JOE: So we do support BSON. And I would need to check the documentation myself. I believe XML may also be supported. But certainly CSV and BSON format. And, you know, again, it's an easy check on what's supported, because it's right there, in our documentation for that migrator-dump command. So look for the third one being XML. I'd even have to verify that myself.

**UPDATE: XML format is also supported.**

LORITA: Great.

JOE: I'll just say, CSV has been the most popular. And you'll notice, when I did my migration, I used the tilde character as my delimiter. But you can choose your delimiter. It can be anything you want.

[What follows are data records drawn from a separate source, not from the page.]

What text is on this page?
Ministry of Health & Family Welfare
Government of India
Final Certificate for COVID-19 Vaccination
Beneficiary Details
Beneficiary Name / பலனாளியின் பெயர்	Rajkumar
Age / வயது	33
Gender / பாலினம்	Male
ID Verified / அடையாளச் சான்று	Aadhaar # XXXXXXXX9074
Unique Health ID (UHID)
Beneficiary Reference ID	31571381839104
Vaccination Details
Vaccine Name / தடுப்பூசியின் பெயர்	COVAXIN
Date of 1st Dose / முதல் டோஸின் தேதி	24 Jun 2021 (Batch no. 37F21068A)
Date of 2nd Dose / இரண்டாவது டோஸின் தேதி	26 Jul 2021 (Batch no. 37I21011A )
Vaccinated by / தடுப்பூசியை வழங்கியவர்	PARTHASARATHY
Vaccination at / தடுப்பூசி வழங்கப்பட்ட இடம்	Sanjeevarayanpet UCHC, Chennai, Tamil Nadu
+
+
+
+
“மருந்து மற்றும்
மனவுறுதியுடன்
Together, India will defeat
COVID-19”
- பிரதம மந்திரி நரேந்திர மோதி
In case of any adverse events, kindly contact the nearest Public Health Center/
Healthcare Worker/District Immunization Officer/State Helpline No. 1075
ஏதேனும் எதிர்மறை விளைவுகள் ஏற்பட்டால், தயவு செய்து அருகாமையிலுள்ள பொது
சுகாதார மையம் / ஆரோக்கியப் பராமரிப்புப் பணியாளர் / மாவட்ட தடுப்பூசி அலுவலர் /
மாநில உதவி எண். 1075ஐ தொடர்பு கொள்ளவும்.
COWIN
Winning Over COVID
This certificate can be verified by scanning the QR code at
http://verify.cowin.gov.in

So choose a character that works well for your applications.

LORITA: So one of the other questions is, you know, that we had talked about active active. They were wondering if we can write to the same data for multiple nodes in different locations.

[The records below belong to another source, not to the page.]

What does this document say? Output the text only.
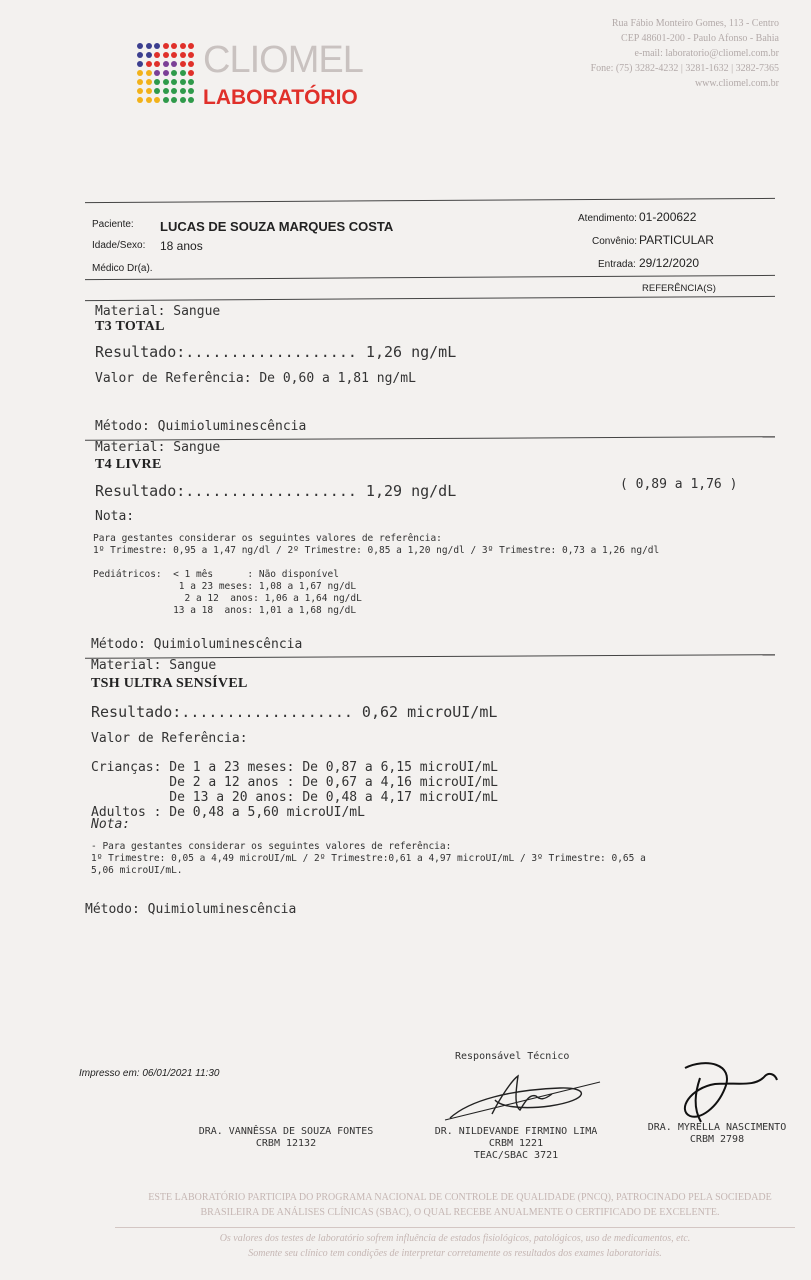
CLIOMEL
LABORATÓRIO
Rua Fábio Monteiro Gomes, 113 - Centro
CEP 48601-200 - Paulo Afonso - Bahia
e-mail: laboratorio@cliomel.com.br
Fone: (75) 3282-4232 | 3281-1632 | 3282-7365
www.cliomel.com.br
Paciente: LUCAS DE SOUZA MARQUES COSTA
Idade/Sexo: 18 anos
Médico Dr(a).
Atendimento: 01-200622
Convênio: PARTICULAR
Entrada: 29/12/2020
REFERÊNCIA(S)
Material: Sangue
T3 TOTAL
Resultado:................... 1,26 ng/mL
Valor de Referência: De 0,60 a 1,81 ng/mL
Método: Quimioluminescência
Material: Sangue
T4 LIVRE
Resultado:................... 1,29 ng/dL	( 0,89 a 1,76 )
Nota:

Para gestantes considerar os seguintes valores de referência:
1º Trimestre: 0,95 a 1,47 ng/dl / 2º Trimestre: 0,85 a 1,20 ng/dl / 3º Trimestre: 0,73 a 1,26 ng/dl

Pediátricos:  < 1 mês      : Não disponível
1 a 23 meses: 1,08 a 1,67 ng/dL
2 a 12  anos: 1,06 a 1,64 ng/dL
13 a 18  anos: 1,01 a 1,68 ng/dL
Método: Quimioluminescência
Material: Sangue
TSH ULTRA SENSÍVEL
Resultado:................... 0,62 microUI/mL
Valor de Referência:

Crianças: De 1 a 23 meses: De 0,87 a 6,15 microUI/mL
De 2 a 12 anos : De 0,67 a 4,16 microUI/mL
De 13 a 20 anos: De 0,48 a 4,17 microUI/mL
Adultos : De 0,48 a 5,60 microUI/mL
Nota:

- Para gestantes considerar os seguintes valores de referência:
1º Trimestre: 0,05 a 4,49 microUI/mL / 2º Trimestre:0,61 a 4,97 microUI/mL / 3º Trimestre: 0,65 a
5,06 microUI/mL.
Método: Quimioluminescência
Impresso em: 06/01/2021 11:30
Responsável Técnico
DRA. VANNÊSSA DE SOUZA FONTES
CRBM 12132
DR. NILDEVANDE FIRMINO LIMA
CRBM 1221
TEAC/SBAC 3721
DRA. MYRELLA NASCIMENTO
CRBM 2798
ESTE LABORATÓRIO PARTICIPA DO PROGRAMA NACIONAL DE CONTROLE DE QUALIDADE (PNCQ), PATROCINADO PELA SOCIEDADE
BRASILEIRA DE ANÁLISES CLÍNICAS (SBAC), O QUAL RECEBE ANUALMENTE O CERTIFICADO DE EXCELENTE.
Os valores dos testes de laboratório sofrem influência de estados fisiológicos, patológicos, uso de medicamentos, etc.
Somente seu clínico tem condições de interpretar corretamente os resultados dos exames laboratoriais.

JOE: Absolutely. So this is an important piece of NuoDB. And the architecture, as we spoke about earlier, how we've sort of taken a database, and we've broken it into these two key pieces. There's a transactional process and a storage manager process. So the applications can connect to any number of nodes throughout the distributed domain environment and process transactions. Each one of those transactions opens. And it then has a consistent view of the database, where it then starts and runs its transaction. If that transaction should then require an update to the database, it will then communicate to a storage manager and commit that transaction, where that transaction is then sent from storage manager to storage manager in a reliable manner to ensure that the entire database remains consistent, durable, and up-to-date.

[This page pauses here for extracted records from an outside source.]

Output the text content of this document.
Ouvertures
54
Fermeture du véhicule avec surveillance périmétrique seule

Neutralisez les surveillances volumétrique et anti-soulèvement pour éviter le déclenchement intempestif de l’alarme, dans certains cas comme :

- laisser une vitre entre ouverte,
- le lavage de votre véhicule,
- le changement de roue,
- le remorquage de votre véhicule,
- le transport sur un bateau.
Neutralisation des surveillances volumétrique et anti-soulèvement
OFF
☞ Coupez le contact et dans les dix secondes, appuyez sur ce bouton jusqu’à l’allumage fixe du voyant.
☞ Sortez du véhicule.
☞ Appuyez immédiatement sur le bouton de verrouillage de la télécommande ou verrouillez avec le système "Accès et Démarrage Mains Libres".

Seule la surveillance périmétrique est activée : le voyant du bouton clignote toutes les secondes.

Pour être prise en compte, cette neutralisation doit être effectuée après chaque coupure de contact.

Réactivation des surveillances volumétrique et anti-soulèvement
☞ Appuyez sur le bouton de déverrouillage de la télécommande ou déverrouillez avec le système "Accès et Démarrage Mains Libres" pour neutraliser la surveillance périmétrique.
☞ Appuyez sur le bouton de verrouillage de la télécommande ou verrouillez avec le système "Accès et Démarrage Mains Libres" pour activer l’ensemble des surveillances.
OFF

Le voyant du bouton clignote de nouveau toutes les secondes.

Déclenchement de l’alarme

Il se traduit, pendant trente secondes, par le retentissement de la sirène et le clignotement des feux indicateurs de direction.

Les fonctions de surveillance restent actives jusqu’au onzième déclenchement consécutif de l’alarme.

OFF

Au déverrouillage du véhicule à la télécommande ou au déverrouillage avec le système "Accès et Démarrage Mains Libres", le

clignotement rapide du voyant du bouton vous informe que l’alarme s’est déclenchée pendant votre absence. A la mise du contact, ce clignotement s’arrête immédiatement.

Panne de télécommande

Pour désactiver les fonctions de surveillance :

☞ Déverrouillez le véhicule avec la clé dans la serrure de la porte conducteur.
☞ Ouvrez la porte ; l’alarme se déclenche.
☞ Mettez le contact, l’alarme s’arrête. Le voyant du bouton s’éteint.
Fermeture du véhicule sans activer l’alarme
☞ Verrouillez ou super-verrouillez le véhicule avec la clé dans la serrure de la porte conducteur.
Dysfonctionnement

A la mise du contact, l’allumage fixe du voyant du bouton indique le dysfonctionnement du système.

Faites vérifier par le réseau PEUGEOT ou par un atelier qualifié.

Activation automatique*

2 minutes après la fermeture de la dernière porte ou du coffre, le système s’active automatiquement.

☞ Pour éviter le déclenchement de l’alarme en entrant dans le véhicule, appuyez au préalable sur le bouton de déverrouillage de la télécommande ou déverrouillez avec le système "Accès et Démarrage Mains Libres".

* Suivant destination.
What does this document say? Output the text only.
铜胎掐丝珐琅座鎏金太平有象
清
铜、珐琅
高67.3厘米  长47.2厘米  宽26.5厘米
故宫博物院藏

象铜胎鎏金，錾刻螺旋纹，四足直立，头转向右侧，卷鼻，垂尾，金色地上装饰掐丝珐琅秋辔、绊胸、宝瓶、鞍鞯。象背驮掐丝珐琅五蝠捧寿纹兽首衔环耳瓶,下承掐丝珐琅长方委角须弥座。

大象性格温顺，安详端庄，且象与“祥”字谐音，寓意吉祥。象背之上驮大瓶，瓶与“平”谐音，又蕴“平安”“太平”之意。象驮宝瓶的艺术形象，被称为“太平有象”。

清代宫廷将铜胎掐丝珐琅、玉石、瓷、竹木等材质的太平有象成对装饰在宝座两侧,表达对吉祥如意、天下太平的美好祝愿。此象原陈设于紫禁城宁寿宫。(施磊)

LORITA: Great. All right. So I think we're right at that 45 minutes. So I'm afraid that we don't have time for any more questions. But certainly, if you have any further questions, please feel free to send them in or, you know, shoot them over. I will be sending out to everybody, probably tomorrow, this recording and the link to the scripts, as we had indicated before. I want to also encourage people who are interested in our customers', you know, examples. There's an interview on our website. You can get to it from the home page, if you just click the link to the logo alpha on the home page. And that contains an interview with one of our customers, talking about their migration process and how they actually had done, you know, the import in about 10 days, to get the port up and running. So that will give you kind of a real-world view of how easy it is to migrate to NuoDB from, you know, from different traditional relational databases.

In the meantime, so I want to thank Joe, certainly for the great presentation and demonstration, Q and A after. And thanks to all of you, our audience, for joining us today. We hope that you found the webinar interesting and informative. And feel free to follow up with us if you have any additional questions. Thanks for attending, and this concludes today's webinar.